Dipilihnya Ma'ruf Amin sebagai cawapres
Jokowi harus disikapi secara bijaksana. Memang dia relatif tidak muda
lagi dalam usia, terkesan kurang milenial, namun merupakan pilihan yang
tepat untuk meredam isu agama yang mungkin ditiupkan lagi oleh pihak
Prabowo.
Para cebonger meski dituntut untuk ofensif namun juga
harus senantiasa bersikap sabar, sederhana dan lembut hati seperti sikap
presiden Jokowi. Berprinsip seperti pepatah jawa 'menang tanpa
ngasorake', menang tanpa harus dengan mempermalukan pihak lawan.
Sebagai
pihak petahana, para cebonger semestinya memelihara suasana kondusif.
Para juru bicara yang sudah dipersiapkan harus secara bijak menyikapi
dengan lembut situasi yang kian memanas. Menunjukkan hasil kerja
petahana tidak dengan kepongahan tetapi dengan kerendahan hati.
Media
sosial harus digunakan secara optimal dan jangan meyebar hoax.

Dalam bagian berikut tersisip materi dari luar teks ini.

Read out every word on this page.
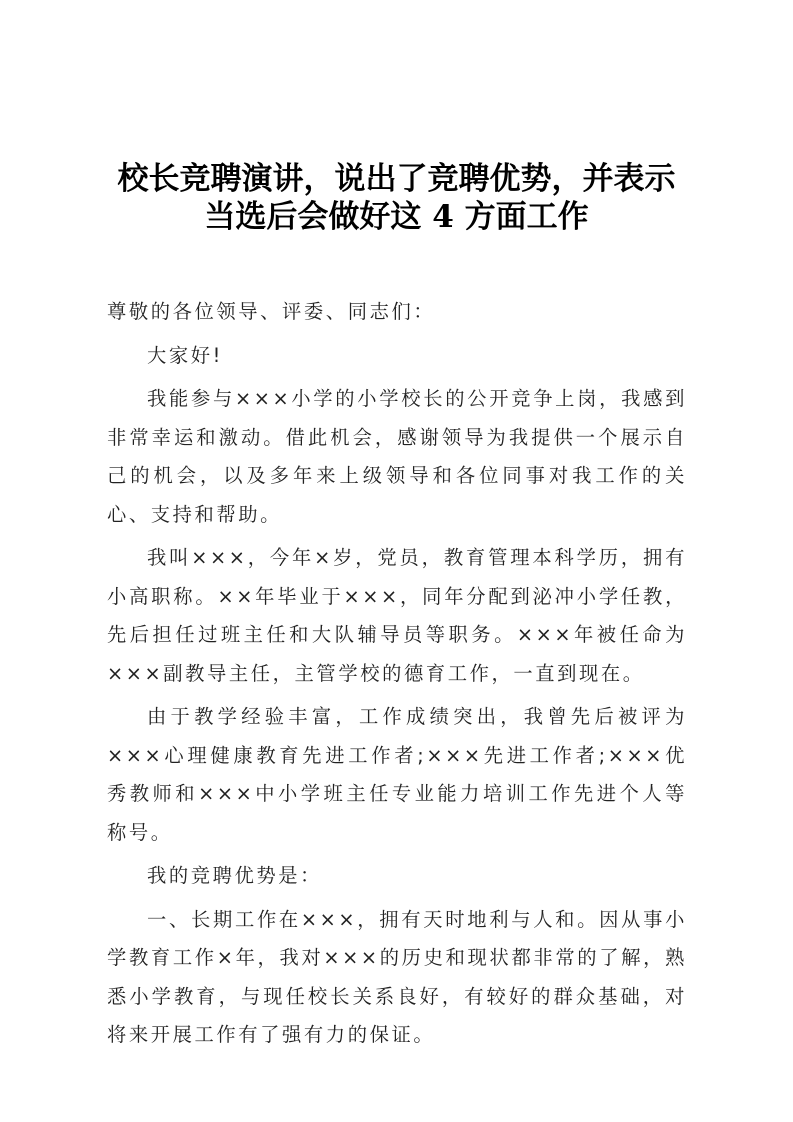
校长竞聘演讲，说出了竞聘优势，并表示
当选后会做好这 4 方面工作

尊敬的各位领导、评委、同志们：

大家好!

我能参与×××小学的小学校长的公开竞争上岗，我感到非常幸运和激动。借此机会，感谢领导为我提供一个展示自己的机会，以及多年来上级领导和各位同事对我工作的关心、支持和帮助。

我叫×××，今年×岁，党员，教育管理本科学历，拥有小高职称。××年毕业于×××，同年分配到泌冲小学任教，先后担任过班主任和大队辅导员等职务。×××年被任命为×××副教导主任，主管学校的德育工作，一直到现在。

由于教学经验丰富，工作成绩突出，我曾先后被评为×××心理健康教育先进工作者;×××先进工作者;×××优秀教师和×××中小学班主任专业能力培训工作先进个人等称号。

我的竞聘优势是：

一、长期工作在×××，拥有天时地利与人和。因从事小学教育工作×年，我对×××的历史和现状都非常的了解，熟悉小学教育，与现任校长关系良好，有较好的群众基础，对将来开展工作有了强有力的保证。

Informasi bohong dan menyesatkan masyarakat hanya akan menjadi bumerang
apabila diterapkan. Berbagi perilaku bijak dan merangkul rakyat lewat
media apa pun akan menjadi sarana yang efektif untuk meraih simpati.
Selamat
berkompetisi secara santun dan bijak, para cebonger dan kampreter. Masa
depan bangsa dan negara ini jangan dibuat permainan. Merdeka !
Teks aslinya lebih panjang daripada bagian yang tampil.